In the name of freedom, Hitchens seemed to deny himself the deluding compensation of love.  He writes a bit of the consolation of friendship, but not of his love for his wife or kids or any other persons.  He has nothing to say, of course, about love of God. What free man could love a tyrant?  And he doesn’t claim the truth itself, in some Socratic sense, is lovable.

Let me call attention to a revealing passage near the end of the book—where we find his final words expressed as fragments:

Always prided myself on my reasoning faculty and my stoic materialism.  I don’t have a body, I am a body.  Yet consciously and regularly acted as if this was not true, or if an exception would be made in my case.  Feeling husky and tired and tour?  See the doctor when it’s over! 

The first point, of course, is that Hitchens defined himself by his pride.  He had pride in his ability to reason—intellectual pride.  He also had pride in his character—in his stoic materialism.  He was tough enough not to think he was more than he really was—a body.

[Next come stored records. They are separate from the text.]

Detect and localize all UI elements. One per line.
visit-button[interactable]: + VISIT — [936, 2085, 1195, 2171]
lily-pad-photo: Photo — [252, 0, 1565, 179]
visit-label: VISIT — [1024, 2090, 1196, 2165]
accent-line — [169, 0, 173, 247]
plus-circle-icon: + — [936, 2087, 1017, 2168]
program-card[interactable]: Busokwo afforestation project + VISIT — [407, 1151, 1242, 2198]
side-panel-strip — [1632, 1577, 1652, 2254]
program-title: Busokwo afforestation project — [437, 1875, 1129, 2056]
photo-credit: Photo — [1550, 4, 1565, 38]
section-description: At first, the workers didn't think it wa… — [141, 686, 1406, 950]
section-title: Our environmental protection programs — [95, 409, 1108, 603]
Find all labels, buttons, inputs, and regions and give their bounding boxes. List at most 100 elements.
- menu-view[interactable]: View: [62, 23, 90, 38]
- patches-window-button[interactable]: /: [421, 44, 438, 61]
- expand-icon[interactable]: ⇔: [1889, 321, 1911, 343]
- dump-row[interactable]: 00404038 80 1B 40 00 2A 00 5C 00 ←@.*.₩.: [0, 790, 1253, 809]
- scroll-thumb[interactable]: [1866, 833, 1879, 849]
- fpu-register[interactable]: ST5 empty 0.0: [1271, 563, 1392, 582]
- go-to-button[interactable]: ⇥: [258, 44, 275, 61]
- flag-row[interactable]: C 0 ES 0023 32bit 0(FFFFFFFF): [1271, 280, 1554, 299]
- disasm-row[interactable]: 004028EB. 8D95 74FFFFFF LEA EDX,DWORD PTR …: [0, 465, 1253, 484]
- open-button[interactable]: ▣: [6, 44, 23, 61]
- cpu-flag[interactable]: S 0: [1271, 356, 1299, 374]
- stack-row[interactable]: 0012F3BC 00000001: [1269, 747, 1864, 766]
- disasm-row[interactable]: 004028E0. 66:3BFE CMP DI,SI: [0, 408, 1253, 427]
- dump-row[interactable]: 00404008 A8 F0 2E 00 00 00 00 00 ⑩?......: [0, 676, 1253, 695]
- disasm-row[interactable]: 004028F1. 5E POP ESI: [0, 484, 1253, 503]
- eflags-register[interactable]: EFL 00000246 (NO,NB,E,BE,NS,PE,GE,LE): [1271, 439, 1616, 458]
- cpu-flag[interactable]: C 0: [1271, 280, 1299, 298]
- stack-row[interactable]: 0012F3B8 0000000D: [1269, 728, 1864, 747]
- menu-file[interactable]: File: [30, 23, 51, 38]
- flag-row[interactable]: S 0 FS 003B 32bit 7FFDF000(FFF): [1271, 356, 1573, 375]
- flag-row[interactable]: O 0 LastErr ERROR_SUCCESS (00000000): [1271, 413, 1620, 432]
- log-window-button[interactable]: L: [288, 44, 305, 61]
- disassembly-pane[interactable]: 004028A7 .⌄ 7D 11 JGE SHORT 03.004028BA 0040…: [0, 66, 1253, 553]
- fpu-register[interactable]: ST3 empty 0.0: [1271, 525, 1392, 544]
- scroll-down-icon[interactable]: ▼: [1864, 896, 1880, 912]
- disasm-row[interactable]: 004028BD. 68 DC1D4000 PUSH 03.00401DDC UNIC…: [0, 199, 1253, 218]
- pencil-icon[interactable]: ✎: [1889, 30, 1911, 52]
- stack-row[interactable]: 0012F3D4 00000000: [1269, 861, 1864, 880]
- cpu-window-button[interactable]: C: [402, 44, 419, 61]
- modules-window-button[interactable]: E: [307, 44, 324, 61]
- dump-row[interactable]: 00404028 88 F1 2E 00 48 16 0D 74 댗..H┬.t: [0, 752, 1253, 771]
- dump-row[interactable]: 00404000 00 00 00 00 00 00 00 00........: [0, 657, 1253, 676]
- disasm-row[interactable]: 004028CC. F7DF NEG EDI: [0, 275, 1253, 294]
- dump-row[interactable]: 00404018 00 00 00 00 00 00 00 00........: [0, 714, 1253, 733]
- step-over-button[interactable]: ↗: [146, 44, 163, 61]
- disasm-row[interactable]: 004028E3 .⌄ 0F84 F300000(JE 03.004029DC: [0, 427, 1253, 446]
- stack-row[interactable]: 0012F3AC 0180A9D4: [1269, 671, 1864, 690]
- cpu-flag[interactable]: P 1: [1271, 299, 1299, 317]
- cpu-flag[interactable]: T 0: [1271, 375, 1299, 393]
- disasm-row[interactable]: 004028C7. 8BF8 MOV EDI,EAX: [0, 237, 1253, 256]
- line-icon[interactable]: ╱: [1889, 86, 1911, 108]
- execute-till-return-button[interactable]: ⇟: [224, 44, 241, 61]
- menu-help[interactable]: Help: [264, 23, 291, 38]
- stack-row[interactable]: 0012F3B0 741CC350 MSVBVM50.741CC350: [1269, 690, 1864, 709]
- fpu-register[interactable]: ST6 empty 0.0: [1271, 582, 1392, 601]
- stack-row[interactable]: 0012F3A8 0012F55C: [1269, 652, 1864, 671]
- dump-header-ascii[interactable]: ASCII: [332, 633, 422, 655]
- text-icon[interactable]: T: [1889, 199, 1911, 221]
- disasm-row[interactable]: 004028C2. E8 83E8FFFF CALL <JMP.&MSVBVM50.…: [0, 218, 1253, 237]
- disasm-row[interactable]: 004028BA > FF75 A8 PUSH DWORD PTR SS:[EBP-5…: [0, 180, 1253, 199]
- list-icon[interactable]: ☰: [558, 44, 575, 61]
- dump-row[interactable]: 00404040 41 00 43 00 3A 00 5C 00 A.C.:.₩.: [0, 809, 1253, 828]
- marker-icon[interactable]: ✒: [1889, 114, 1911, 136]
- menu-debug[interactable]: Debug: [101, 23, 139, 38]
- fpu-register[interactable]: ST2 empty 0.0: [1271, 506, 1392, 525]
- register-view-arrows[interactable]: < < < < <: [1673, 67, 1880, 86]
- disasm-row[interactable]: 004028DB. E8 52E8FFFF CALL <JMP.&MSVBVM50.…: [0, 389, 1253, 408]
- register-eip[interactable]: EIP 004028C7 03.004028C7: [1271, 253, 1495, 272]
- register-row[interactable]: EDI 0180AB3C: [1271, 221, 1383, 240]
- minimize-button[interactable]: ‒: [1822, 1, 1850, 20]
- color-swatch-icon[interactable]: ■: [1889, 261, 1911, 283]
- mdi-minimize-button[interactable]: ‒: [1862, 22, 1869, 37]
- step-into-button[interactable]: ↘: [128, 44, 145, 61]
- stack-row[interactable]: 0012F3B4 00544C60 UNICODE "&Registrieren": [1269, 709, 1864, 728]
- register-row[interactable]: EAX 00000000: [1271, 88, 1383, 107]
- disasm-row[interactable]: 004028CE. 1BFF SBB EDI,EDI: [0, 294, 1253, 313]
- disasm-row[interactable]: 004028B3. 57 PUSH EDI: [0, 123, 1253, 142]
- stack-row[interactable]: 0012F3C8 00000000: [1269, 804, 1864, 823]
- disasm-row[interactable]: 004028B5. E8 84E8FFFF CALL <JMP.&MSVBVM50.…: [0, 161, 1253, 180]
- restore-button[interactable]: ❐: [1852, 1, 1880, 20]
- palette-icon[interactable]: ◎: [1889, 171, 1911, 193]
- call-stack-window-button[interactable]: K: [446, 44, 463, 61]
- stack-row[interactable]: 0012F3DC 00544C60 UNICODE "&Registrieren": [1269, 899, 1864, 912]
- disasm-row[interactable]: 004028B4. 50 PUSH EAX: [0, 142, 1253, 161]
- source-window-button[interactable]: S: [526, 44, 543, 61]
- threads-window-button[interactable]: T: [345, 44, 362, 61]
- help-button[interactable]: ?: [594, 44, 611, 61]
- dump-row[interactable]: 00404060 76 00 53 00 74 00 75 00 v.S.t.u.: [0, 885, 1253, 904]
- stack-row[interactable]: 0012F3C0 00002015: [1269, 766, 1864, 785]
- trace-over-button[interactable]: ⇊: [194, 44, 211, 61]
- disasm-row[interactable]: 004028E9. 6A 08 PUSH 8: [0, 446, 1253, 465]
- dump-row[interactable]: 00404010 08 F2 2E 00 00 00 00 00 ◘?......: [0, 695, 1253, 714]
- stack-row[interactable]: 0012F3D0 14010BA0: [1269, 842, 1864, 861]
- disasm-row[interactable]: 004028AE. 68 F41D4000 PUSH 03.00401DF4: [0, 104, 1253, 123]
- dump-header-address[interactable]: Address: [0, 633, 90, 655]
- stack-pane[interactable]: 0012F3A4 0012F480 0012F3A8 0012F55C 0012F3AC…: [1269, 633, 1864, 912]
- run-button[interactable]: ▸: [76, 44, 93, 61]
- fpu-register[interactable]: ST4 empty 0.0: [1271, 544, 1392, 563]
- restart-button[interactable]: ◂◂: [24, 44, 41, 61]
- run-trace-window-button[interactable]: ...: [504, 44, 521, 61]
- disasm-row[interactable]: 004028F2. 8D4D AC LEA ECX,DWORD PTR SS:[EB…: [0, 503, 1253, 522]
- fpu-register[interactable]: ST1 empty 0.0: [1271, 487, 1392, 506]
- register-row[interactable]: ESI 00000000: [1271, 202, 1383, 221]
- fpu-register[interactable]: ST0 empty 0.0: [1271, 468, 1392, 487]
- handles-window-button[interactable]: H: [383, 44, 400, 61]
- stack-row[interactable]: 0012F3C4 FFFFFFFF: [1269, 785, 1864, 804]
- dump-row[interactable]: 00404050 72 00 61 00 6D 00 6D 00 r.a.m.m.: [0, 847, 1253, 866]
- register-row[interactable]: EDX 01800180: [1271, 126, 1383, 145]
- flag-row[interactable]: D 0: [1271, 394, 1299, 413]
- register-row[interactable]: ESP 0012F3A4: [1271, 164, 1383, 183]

But when Hitchens said “I am a body” he did so from a detached point of view.  The “I am”  he experienced as rational freedom, a freedom not given, of course, to most beings with bodies.

The stoic, from the Roman beginning, always claimed that a rational being had a kind of self-sufficiency—an inner fortress—that kept him from being governed by forces beyond his control.  If I am a body, then I really am not free and am not responsible for myself. 

And so Hitchens did not live as if he were a body.  He did not, God love him, live in fearful attentiveness to every conceivable risk factor that might extinguish his biological being.  He smoked and drank heavily, and he ignored his body to enjoy life.  From the point of view of the health-and-safety puritans around these days, he was pretty much a madman.

Hitchens admits he lived as if he would be an exception to the general rule that our intellectual freedom is dependent on bodily health.  But we might say that his relative indifference to the body was one cause of his undeniable intellectual greatness, his courageous advocacy on behalf of human liberty everywhere.  That indifference might be understood to be in the service of the truth, which is that a life without biological death couldn’t possibly be one lived in personal freedom.  Living well, after all, isn’t all about living just a bit longer.

So the least we can say is that materialism can’t account for the stoic.  And the stoic’s disdain for Christianity—characteristic of intellectually proud men for the last 2000 years—is quite different from both the easygoing atheism of the bourgeois-bohemian materialist (supplemented often, of course, by self-forgetting, new-agey spirituality) or the degrading delusions of the transhumanist.

It was in the service of the truth that Hitchens died more than a bit ironic about his proud stoic materialism.